Tralee is a suburb in the Queanbeyan–Palerang Regional Council local government area, abutting the border with the Australian Capital Territory and south west of the city of Queanbeyan, New South Wales. It is immediately south of Environa, the site of a city planned during the 1920s that was later sold off as undeveloped land. The suburb is named after Tralee in Ireland.

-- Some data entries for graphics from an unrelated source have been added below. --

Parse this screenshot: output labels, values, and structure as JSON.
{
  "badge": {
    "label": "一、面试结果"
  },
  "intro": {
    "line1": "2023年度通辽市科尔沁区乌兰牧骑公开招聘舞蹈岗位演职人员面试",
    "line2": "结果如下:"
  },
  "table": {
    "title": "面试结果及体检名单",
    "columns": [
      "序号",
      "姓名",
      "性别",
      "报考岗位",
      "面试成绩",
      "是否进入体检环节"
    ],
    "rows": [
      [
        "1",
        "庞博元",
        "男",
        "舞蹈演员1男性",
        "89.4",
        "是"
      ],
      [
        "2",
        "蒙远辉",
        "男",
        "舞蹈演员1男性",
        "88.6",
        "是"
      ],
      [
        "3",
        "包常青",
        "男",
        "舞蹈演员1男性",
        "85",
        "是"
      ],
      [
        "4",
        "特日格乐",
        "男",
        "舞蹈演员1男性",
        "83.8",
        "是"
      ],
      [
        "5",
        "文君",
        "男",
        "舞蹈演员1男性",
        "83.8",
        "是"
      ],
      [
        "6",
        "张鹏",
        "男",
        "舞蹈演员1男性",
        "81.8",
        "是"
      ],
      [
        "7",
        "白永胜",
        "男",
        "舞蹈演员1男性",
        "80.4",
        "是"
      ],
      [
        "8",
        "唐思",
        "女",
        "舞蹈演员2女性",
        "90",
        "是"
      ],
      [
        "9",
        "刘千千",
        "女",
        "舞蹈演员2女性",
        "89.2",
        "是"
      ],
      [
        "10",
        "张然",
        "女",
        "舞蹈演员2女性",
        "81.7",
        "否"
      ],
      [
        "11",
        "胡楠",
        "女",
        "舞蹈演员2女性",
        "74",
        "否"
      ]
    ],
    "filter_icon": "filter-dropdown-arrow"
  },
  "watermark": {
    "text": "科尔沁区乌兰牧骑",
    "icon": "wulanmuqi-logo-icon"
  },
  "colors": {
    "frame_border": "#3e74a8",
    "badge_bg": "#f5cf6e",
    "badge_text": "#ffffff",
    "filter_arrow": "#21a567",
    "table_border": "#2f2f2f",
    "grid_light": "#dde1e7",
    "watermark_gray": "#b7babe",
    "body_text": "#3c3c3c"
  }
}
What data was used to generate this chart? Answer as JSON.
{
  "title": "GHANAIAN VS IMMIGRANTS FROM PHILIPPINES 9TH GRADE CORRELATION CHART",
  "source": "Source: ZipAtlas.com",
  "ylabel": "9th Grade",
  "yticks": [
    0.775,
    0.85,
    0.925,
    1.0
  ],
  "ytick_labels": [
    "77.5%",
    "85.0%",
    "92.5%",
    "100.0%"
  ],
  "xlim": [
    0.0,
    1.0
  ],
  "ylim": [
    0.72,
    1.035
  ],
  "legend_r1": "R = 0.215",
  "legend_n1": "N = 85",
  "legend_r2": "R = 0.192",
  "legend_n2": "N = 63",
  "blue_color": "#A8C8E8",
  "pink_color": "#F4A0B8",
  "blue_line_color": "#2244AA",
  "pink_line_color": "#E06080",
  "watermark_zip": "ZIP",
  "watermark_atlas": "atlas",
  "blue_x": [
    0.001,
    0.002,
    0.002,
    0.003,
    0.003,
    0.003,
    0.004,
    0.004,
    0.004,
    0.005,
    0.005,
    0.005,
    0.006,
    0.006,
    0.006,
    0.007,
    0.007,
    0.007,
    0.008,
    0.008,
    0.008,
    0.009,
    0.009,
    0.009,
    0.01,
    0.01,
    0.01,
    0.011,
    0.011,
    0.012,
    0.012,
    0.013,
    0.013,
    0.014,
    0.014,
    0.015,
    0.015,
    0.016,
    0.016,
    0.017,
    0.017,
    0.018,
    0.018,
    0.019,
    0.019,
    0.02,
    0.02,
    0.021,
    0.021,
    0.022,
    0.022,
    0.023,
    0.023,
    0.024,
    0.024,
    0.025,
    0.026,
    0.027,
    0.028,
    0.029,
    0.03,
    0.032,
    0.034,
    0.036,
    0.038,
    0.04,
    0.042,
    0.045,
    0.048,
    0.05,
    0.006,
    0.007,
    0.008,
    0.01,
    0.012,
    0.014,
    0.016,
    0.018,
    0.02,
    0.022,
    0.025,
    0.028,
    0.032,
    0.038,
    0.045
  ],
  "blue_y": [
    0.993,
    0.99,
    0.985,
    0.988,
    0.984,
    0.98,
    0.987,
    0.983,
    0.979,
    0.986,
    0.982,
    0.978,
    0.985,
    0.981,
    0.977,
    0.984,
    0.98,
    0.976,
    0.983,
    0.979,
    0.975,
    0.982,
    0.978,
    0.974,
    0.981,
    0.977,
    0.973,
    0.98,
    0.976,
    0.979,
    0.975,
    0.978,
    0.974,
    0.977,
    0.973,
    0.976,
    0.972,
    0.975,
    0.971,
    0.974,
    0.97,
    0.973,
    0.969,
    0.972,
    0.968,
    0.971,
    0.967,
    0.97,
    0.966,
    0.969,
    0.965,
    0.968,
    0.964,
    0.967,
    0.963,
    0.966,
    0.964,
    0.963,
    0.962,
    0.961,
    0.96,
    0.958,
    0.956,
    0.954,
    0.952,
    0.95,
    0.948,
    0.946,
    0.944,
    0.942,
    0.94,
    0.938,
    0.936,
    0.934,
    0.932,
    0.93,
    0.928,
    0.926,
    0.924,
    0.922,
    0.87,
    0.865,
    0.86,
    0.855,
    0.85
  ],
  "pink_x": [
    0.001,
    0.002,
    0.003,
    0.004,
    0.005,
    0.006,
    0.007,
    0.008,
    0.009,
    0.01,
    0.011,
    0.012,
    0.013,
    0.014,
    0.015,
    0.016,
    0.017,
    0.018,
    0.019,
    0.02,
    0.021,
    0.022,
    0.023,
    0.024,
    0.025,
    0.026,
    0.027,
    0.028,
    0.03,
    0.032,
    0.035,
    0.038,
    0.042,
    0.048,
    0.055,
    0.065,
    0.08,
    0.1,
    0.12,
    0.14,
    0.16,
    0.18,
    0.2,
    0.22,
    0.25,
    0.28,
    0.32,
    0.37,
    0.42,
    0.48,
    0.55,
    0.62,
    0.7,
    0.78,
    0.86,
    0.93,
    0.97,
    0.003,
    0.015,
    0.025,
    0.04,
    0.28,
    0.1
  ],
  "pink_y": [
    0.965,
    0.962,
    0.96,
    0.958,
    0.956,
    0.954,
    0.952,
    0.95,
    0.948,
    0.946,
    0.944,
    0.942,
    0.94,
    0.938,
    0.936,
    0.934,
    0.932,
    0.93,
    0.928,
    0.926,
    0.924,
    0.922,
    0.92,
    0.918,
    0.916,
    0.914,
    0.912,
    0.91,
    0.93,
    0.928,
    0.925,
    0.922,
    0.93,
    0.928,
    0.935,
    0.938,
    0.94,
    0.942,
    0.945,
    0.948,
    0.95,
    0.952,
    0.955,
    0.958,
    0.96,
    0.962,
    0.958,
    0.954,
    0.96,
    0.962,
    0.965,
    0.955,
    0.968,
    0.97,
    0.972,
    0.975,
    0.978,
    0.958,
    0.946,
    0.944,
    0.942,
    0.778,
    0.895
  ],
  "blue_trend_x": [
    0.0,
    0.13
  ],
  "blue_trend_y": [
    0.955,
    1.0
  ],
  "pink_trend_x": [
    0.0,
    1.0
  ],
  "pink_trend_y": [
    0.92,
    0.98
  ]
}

The residential site, which falls under the flight path of Canberra Airport was strongly opposed by airport authorities. However, despite the concerns, the New South Wales State Planning Minister Kristina Keneally initially approved Queanbeyan City Council's plan for the development of 5000 residential blocks in 2008. In November 2012 the New South Wales Government announced that it had approved the rezoning of the land. Protests have continued by the airport, federal Labor politicians and the ACT Government.

==Geography==
Tralee lies on the lower slopes of the Pemberton Hill to the south. It is 600–620 m above sea level. The rocks are acid volcanics, rhyodacite and rhyolite from the Deakin Volcanics. These rocks solidified 414±9 Mya.

==Tralee Speedway==
Between 1970 and 1997, Tralee Speedway was a motorsports venue that hosted a number of Australian Championships. The Speedway sat idle for many years until it was demolished to make way for a regional sports complex, opened when residential development began in the South Jerrabomberra district, including Tralee and surrounds.